Learning Covariances for Estimation with Constrained Bilevel Optimization

TL;DR

This paper introduces a gradient-based approach to learn well-conditioned error covariance matrices for robotic state estimation, improving stability and accuracy in both simulated and real-world tasks.

Contribution

It formulates covariance learning as a constrained bilevel optimization problem over factor graphs, a novel approach for tuning noise models in state estimation.

Findings

Improved tracking accuracy on unseen trajectories.

Converges to better covariance estimates.

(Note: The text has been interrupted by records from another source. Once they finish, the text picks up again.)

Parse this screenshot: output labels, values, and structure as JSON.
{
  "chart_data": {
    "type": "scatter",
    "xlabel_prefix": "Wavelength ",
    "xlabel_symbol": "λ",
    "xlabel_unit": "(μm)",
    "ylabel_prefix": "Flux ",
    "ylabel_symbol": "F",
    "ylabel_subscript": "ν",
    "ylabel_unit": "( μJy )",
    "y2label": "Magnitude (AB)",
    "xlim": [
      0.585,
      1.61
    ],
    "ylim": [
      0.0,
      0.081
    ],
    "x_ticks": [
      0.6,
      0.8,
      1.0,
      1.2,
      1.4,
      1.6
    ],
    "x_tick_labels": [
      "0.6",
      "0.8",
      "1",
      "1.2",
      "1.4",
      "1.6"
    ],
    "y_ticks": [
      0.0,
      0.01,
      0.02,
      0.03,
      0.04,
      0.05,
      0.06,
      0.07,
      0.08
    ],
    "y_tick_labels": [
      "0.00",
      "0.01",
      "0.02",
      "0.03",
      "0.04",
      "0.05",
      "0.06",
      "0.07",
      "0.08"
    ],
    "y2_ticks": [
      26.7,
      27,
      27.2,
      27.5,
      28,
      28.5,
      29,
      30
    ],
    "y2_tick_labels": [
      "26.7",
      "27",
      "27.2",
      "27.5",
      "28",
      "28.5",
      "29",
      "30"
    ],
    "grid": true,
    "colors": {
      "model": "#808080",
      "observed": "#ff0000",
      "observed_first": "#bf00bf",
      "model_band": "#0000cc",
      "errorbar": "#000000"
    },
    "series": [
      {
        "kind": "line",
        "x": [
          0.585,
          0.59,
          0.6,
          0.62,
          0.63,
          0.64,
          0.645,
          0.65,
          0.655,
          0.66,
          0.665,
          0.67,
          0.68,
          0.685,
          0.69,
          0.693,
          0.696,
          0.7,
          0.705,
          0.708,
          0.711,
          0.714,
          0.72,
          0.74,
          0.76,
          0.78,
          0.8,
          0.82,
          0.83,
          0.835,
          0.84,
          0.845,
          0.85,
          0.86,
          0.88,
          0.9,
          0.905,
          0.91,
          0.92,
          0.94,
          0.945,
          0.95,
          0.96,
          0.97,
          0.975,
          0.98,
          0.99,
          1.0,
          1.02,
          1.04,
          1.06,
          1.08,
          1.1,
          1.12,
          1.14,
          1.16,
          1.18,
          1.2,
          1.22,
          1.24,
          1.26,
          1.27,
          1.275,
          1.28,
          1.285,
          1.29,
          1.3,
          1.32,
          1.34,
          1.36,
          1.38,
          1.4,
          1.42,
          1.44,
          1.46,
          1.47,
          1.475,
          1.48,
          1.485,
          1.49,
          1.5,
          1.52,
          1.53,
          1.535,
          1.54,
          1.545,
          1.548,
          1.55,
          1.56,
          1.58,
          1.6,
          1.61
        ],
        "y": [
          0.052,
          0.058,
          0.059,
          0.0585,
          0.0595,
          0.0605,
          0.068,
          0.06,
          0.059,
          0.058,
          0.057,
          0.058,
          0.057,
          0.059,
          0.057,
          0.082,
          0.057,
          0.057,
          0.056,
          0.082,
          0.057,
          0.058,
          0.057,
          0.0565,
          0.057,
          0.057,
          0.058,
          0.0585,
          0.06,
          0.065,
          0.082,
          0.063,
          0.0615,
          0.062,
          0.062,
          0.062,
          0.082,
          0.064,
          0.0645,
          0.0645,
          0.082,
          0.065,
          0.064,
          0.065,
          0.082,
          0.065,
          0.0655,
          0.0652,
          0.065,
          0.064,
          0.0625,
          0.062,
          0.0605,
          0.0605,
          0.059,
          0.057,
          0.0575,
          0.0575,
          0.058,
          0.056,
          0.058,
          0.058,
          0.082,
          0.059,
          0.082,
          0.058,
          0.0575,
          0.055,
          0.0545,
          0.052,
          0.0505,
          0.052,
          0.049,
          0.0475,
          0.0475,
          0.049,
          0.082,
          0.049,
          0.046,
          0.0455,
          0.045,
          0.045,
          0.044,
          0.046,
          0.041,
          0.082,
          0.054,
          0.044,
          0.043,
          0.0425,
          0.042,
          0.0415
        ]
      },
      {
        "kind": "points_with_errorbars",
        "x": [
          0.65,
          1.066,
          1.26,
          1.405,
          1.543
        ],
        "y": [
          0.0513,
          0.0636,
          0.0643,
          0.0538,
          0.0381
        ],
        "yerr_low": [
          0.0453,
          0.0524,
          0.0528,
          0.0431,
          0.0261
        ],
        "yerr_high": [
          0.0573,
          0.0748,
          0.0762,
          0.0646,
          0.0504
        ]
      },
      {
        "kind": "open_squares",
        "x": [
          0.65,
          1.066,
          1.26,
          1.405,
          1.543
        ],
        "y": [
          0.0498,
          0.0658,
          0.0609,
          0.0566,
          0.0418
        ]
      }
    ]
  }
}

Effective in both simulated and real-world scenarios.

Abstract

We consider the problem of learning error covariance matrices for robotic state estimation. The convergence of a state estimator to the correct belief over the robot state is dependent on the proper tuning of noise models. During inference, these models are used to weigh different blocks of the Jacobian and error vector resulting from linearization and hence, additionally affect the stability and convergence of the non-linear system. We propose a gradient-based method to estimate well-conditioned covariance matrices by formulating the learning process as a constrained bilevel optimization problem over factor graphs. We evaluate our method against baselines across a range of simulated and real-world tasks and demonstrate that our technique converges to model estimates that lead to better solutions as evidenced by the improved tracking accuracy on unseen test trajectories.